Due to instant cinematic classics like XXX2: State of the Union and Barbershop 2: Back in Business, the name O'Shea Jackson (better known by his nom de mic Ice Cube) is on the lips of every film critic and aficionado in the nation. But in the MySpace/PlayStation generation, few of Mr. Jackson's adoring fans recall that he actually got his start as a musician rather than as a thespian. Now, after an illustrious career on the silver screen, Mr. Cube is returning to his musical roots and touring for the first time in 15 years. What prompted his return to the stage?

He had a good day

One sunny morning Ice woke up feeling strangely refreshed. His mother made him breakfast and he got a text message from a girl he was totally crushing on. Later, he won at dominoes, saw an adorable puppy, and found a heads-up quarter on the sidewalk. It is worth noting that his AK-47 went unused for the duration of this exceptionally good day. After a day like this, a return to the arena of rap could be nothing if not a complete success.

The Vin Diesel connection

Parallels between Vin Diesel and Ice Cube are undeniable. The most obvious connection is Mr. Cube's unconvincing replacement of Diesel in the sequel to XXX. Central casting should take note that Roger Moore at least vaguely resembled Sean Connery. Beyond that, they both had roles in vapid car-chase films (The Fast and the Furious vs. Torque) and horrid sci-fi stink bombs (Pitch Black vs. the utterly unwatchable Ghosts of Mars). Now, the hard-boiled Ice Cube has misguidedly followed Vin down the dead-end road of the tough-guy, family-friendly comedy. Sadly, it seems no one in Hollywood learned the lessons of Kindergarten Cop. But Ice has seen the writing on the wall and knows that Diesel's fluke of an acting career has the longevity of a mayfly. At least Ice Cube can fall back on the rap game.

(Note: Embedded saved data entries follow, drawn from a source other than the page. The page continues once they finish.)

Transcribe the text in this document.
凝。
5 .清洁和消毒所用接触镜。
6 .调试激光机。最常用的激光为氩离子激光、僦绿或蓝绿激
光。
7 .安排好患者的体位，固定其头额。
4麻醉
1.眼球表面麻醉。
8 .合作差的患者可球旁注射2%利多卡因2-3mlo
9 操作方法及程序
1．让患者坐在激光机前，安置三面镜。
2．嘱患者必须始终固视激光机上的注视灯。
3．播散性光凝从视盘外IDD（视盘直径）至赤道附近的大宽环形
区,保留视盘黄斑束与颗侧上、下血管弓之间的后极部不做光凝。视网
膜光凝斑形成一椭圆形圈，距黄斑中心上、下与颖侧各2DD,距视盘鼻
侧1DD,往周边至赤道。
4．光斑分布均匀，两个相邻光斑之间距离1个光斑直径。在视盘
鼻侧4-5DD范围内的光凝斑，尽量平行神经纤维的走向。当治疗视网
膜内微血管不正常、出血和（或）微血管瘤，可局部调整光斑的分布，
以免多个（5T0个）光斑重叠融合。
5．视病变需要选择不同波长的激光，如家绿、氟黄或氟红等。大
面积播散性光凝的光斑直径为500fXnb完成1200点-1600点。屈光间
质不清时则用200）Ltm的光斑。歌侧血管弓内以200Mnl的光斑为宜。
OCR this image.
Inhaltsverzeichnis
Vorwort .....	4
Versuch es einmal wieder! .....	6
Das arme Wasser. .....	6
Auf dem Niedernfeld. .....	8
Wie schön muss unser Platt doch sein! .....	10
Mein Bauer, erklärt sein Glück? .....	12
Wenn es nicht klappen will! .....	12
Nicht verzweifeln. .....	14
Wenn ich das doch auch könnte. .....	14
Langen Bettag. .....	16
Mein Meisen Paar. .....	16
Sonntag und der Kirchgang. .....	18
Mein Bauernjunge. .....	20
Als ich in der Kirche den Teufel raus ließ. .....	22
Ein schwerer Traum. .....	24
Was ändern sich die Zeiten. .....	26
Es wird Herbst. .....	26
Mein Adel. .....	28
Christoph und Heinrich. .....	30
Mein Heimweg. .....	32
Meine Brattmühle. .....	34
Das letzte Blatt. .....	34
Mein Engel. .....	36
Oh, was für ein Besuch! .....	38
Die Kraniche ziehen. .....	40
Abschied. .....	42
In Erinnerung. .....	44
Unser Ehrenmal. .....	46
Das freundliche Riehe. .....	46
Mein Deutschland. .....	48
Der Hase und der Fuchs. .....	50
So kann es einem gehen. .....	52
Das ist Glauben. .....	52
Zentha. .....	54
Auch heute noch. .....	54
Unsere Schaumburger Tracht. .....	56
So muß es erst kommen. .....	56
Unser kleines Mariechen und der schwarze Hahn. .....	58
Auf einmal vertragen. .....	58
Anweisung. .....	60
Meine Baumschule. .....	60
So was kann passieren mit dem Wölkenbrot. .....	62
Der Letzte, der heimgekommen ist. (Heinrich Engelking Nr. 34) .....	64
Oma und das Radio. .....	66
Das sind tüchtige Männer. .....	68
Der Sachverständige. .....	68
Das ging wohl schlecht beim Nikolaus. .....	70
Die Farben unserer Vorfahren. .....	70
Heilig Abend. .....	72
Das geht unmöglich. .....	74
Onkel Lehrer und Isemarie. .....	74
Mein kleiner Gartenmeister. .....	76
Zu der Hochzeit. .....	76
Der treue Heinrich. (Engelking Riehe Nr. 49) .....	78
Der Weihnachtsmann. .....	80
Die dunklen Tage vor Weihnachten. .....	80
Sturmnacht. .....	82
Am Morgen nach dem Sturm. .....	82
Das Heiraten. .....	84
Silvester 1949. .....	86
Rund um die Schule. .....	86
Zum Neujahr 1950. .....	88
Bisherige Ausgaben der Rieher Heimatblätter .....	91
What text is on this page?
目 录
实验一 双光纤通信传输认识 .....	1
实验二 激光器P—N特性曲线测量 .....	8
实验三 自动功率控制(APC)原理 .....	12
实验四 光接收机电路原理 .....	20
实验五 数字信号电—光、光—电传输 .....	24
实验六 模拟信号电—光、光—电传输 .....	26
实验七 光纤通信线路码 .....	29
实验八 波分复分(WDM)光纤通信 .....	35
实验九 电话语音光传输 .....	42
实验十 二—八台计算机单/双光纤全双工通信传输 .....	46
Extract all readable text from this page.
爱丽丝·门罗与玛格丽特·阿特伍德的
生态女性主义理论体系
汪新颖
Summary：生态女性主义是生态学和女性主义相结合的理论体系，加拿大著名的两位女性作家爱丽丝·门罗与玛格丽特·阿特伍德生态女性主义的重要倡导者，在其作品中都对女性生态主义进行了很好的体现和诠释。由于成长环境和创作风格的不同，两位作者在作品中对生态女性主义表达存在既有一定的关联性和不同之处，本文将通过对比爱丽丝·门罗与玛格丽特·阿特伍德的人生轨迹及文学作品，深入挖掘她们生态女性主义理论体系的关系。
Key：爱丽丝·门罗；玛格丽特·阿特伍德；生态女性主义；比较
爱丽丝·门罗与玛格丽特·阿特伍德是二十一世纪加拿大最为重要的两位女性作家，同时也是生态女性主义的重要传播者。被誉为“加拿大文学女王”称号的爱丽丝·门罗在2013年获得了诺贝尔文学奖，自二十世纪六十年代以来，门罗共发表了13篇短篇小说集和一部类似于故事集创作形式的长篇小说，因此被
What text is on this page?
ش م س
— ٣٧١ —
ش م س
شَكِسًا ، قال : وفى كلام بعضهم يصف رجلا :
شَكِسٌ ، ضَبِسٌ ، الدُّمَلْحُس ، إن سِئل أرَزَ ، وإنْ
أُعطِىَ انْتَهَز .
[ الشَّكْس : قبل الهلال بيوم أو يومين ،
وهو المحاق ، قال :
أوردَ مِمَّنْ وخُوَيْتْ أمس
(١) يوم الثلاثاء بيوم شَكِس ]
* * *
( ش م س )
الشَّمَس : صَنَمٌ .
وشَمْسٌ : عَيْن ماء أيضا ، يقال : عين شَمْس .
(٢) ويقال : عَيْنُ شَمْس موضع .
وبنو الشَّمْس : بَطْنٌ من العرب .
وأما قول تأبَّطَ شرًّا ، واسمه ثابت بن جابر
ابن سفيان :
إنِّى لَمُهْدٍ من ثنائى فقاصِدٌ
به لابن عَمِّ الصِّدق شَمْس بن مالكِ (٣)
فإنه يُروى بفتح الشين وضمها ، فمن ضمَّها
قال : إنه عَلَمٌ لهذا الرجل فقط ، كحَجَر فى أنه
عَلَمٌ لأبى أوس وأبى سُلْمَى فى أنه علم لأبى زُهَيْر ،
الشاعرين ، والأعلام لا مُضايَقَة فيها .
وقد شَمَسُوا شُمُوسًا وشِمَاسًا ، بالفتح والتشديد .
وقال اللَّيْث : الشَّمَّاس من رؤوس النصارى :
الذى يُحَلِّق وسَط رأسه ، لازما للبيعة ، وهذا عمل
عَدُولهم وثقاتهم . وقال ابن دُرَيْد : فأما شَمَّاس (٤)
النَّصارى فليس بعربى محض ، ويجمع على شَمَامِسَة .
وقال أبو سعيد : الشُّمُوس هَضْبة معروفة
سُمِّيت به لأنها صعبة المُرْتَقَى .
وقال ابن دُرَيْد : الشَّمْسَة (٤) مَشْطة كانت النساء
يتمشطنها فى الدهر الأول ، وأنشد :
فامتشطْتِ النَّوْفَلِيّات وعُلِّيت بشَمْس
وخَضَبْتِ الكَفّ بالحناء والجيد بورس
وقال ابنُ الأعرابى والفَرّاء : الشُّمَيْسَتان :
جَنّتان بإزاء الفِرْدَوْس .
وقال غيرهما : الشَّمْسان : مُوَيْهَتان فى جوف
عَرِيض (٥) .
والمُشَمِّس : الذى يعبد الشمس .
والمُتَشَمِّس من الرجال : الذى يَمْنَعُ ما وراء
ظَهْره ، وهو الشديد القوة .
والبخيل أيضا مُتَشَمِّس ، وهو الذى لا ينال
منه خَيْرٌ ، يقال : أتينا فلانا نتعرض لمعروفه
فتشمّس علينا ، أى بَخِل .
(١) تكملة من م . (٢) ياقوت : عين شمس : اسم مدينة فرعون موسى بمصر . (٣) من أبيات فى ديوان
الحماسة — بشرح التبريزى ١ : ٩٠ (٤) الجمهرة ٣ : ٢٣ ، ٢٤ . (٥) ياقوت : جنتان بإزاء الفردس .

Realized Dead Prez is awesome

In the late '90s, kids everywhere were exchanging their N.W.A. CDs for mom-friendly slow jams by Talib Kweli and Common. Ice Cube saw this hippie love-fest coming and bailed to become a barber. But that trend is long over, and so-called "gangsta" rap is once again resonating with America's white suburban youth. It's high time for Cube to come back strong and bring some red-hot party fire about robbing liquor stores and shooting people with shotguns.

Snakes on a Plane

After Anaconda, Ice Cube was the definitive stone-cold badass when it came to snakes on a boat. But with Samuel L. Jackson's magnum opus Snakes on a Plane hitting theaters this summer, Cube has been decidedly one-upped.

Disequilibrium in the bitches/money ratio

Ice Cube once famously quipped, "Life ain't nothing but bitches and money." While this philosophy might sound glamorous, maintaining this lifestyle is far from trivial. A career in acting may be pretty solid in the money department, but Hollywood is filled with a bunch of bulimic waitresses unworthy of being blessed by "Little Cube." He needs an around-the-way girl, and there is no better place to find one than on a nationwide rap tour.

No one will produce another Friday movie

Though no one would ever admit this to his face, every stoner alive knows that Chris Tucker, not Ice Cube, was the reason Friday was pretty much the best movie ever. Why Cube stayed on for the sequels when Tucker jumped ship remains another unsolved Hollywood mystery. No amount of marijuana can change the fact that Next Friday and The Friday After Next sucked worse than Beneath the Planet of the Apes.

Jon Voight made him do it

It may seem hard to believe, but Jon Voight is a hiphop fanatic in a big way. It's a little-known fact that back in '91 Voight fronted the gangsta-rap clique Death Mobb. Their act was highly influenced by N.W.A. and they even scored a minor hit with the song "Take Them Droors Off." Years later Voight catapulted Cube's acting career by securing him his critically acclaimed role in Anaconda. Since then, the two have become inseparable creative confidants. When Voight told Cube it was time to move on, Cube knew it was so. Insiders are reporting a Death Mobb reunion is in the works. Get ready.